Opieka za pieniądze unijne
Problemów z naborem być nie powinno, bo władze Świerzawy zadbały o odpowiednią zachętę dla rodziców. To opłata za pobyt dziecka w żłobku, która w pierwszym roku funkcjonowania placówki będzie symboliczna. Rodzicie zapłacą tylko 30 zł miesięcznie za posiłki (dostarczane w formie cateringu). W kolejnym opłaty nie będą dużo wyższe. Jest to możliwie dzięki dodatkowym środkom z RPO, jakie gmina pozyskała na rozruch placówki w ramach innego projektu pn. „Nowa szansa – uruchomienie żłobka w Świerzawie”. Jego realizacja ma kosztować 1,29 mln zł, z czego blisko 1,1 mln zł to dofinansowanie z funduszy unijnych. W efekcie przez 2 lata funkcjonowanie żłobka opłacane będzie w głównej mierze ze środków zewnętrznych.
Wśród rodziców ze Świerzawy panuje zresztą przekonanie, że pieniądze wydane na gminny żłobek to dobrze wydane pieniądze. – To duże ułatwienie dla kobiet, które chcą wrócić do pracy i nie mają co zrobić z dzieckiem. Nie zawsze mamy na miejscu dyspozycyjnych dziadków, którzy mogą nam pomóc w opiece. Szkoda tylko, że tak późno władze wpadły na pomysł stworzenia żłobka. Przez tyle lat rodzice z małymi dziećmi musieli radzić sobie własnymi siłami – mówi pani Magdalena, mieszkanka miasteczka, która kilka miesięcy temu urodziła syna.

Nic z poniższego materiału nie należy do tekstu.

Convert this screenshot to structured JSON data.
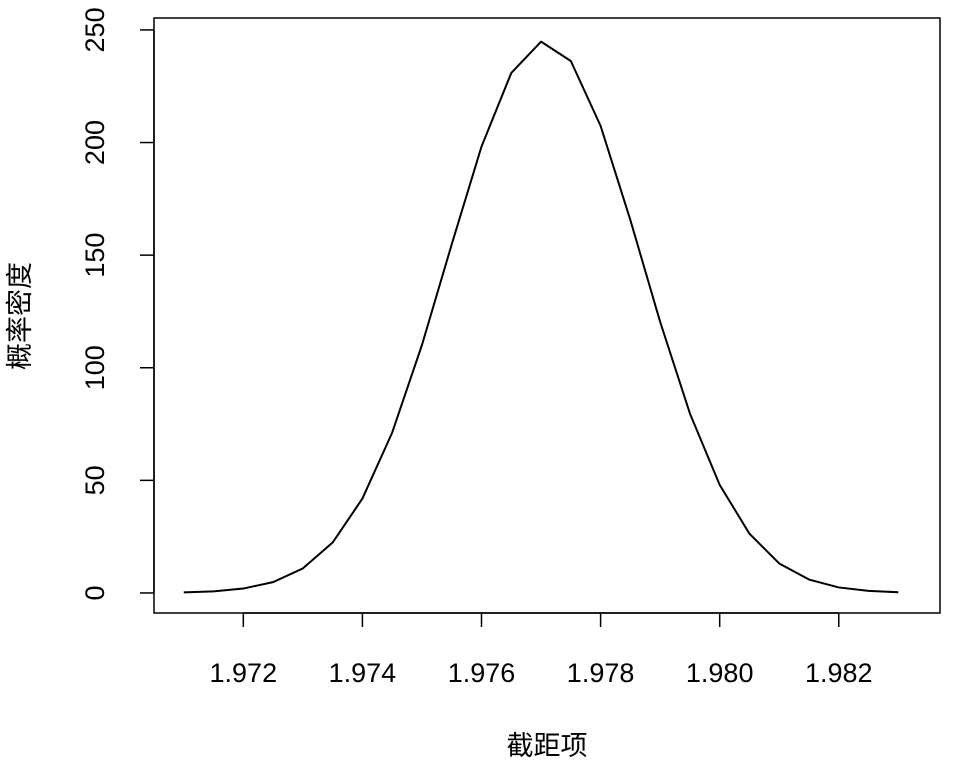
{
  "chart_data": {
    "type": "line",
    "xlabel": "截距项",
    "ylabel": "概率密度",
    "x": [
      1.971,
      1.9715,
      1.972,
      1.9725,
      1.973,
      1.9735,
      1.974,
      1.9745,
      1.975,
      1.9755,
      1.976,
      1.9765,
      1.977,
      1.9775,
      1.978,
      1.9785,
      1.979,
      1.9795,
      1.98,
      1.9805,
      1.981,
      1.9815,
      1.982,
      1.9825,
      1.983
    ],
    "values": [
      0.24,
      0.72,
      1.96,
      4.8,
      10.9,
      22.4,
      41.9,
      71.2,
      110.1,
      154.8,
      198.2,
      230.9,
      244.8,
      236.2,
      207.4,
      165.6,
      120.4,
      79.7,
      48.0,
      26.3,
      13.1,
      5.95,
      2.45,
      0.92,
      0.32
    ],
    "color": "#000000",
    "xlim": [
      1.9705,
      1.9837
    ],
    "ylim": [
      -8.9,
      255.3
    ],
    "xticks": [
      1.972,
      1.974,
      1.976,
      1.978,
      {
        "value": 1.98,
        "label": "1.980"
      },
      1.982
    ],
    "yticks": [
      0,
      50,
      100,
      150,
      200,
      250
    ]
  }
}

Rodzice i opiekunowie prawni zainteresowani zapisaniem swojego dziecka do świerzawskiego żłobka powinni dostarczyć karty zgłoszenia wraz z wymaganymi dokumentami do Urzędu Miejskiego w Świerzawie. Kartę zgłoszenia można pobrać ze strony www.swierzawa.pl bądź w Biurze Obsługi Interesanta w UM.